CPSH Seminar Series: Brandon Jones, The University of Texas at Austin
August 29, 2025
September 8, 2025
Speaker: Brandon Jones, The University of Texas at Austin
Host: Brandon Jones
Title: An Overview of Small Satellites, Recent Missions, and the Texas Spacecraft Laboratory
Abstract: This presentation will introduce the field of small satellites (smallsats), including cube satellites, to the broader CPSH community. The advent of the small satellite has revolutionized the space industry. Universities can now design, build, and operate satellites at reasonable scales and budgets, which provides opportunities for research transition, data acquisition from an in-orbit platform, and workforce development. NASA and larger companies use smallsats to demonstrate and prove experimental technologies in the operating environment at a fraction of previous costs, and companies now operate constellations with 100s to 1000s of spacecraft. The use of smallsats for science and Earth-monitoring is growing as well. This presentation will provide an overview of the current small satellite industry and briefly discuss some recent missions to illustrate their growing capabilities. The presentation will conclude with an introduction to the Texas Spacecraft Laboratory (TSL) and its current major mission: the SpaceCraft for Optical Position Estimation-1 (SCOPE-1).

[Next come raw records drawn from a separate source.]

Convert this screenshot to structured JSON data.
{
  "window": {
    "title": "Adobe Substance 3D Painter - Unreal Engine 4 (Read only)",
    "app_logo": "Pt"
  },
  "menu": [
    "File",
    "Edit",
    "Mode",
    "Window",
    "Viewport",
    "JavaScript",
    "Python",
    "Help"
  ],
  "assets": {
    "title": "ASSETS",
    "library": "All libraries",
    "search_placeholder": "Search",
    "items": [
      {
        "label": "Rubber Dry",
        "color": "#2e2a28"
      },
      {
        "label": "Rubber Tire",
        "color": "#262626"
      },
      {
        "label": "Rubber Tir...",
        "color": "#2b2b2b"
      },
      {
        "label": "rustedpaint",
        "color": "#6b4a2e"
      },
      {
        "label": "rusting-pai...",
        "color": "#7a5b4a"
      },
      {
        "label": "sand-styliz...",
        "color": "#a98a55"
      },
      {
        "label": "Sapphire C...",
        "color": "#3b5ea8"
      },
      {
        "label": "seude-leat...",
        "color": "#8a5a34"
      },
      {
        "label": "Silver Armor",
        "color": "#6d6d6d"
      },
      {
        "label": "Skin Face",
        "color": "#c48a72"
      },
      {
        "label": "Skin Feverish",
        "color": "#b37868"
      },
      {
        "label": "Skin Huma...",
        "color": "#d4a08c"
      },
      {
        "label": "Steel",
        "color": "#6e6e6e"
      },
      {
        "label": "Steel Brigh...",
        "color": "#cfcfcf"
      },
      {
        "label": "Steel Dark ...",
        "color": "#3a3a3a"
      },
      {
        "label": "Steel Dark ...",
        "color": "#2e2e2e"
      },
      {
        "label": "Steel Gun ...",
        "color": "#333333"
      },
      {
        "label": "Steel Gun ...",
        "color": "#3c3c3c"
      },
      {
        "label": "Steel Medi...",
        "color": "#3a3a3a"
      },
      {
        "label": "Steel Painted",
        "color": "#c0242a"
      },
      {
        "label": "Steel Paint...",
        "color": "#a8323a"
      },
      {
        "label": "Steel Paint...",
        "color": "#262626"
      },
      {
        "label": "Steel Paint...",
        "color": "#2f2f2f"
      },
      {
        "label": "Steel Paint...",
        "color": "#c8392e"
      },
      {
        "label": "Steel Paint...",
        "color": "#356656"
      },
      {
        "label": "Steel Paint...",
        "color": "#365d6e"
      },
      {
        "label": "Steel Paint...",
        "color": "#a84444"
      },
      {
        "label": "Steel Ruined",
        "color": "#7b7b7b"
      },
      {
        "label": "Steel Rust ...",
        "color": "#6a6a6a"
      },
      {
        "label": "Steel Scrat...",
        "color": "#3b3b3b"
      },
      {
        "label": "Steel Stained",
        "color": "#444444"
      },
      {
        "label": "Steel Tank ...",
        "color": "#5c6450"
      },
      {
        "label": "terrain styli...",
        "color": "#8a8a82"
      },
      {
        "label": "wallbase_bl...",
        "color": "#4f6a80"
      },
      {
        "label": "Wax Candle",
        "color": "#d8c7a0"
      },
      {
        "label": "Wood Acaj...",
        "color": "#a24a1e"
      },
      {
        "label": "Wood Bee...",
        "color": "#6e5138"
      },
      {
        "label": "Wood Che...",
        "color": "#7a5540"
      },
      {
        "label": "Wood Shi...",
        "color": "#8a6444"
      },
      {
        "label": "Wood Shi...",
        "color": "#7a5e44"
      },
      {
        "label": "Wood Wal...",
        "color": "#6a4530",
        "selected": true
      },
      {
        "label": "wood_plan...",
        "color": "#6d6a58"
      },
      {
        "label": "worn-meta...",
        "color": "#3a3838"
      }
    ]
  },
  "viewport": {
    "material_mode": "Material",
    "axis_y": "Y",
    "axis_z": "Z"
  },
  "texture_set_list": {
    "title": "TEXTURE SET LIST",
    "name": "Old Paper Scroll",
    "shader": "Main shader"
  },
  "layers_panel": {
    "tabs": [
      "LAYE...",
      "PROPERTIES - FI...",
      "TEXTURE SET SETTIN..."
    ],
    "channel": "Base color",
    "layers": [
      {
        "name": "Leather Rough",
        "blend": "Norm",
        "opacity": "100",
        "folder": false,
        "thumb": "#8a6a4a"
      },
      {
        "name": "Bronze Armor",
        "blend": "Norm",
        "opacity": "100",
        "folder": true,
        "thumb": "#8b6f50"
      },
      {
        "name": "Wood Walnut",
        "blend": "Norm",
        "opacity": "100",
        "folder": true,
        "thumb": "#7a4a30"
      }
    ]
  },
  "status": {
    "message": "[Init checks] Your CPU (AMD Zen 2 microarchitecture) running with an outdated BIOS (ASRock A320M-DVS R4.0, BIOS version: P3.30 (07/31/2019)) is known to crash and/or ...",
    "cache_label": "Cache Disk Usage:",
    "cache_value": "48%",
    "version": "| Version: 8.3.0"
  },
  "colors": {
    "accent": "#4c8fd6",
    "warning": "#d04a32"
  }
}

Biography: Dr. Brandon Jones is an Associate Professor at the University of Texas at Austin in the Department of Aerospace Engineering and Engineering Mechanics. He was previously a Research Assistant Professor at the University of Colorado Boulder, where he also completed his Ph.D. He conducts research in space situational awareness, multi-target filtering and tracking, computational methods for orbit state and uncertainty propagation, and satellite navigation. Dr. Jones’s research and software tools are used as part of the intra-formation conjunction assessment system for NASA’s Magnetospheric Multi-Scale (MMS) mission. Dr. Jones has previously work for or with the Air Force Research Laboratories, the NASA Johnson Space Center, Goddard Space Flight Center, and the Jet Propulsion Laboratory on research related to space situational awareness, uncertainty quantification, and robust mission design. He is currently the Director of the Texas Spacecraft Laboratory and the PI for the SCOPE-1 mission.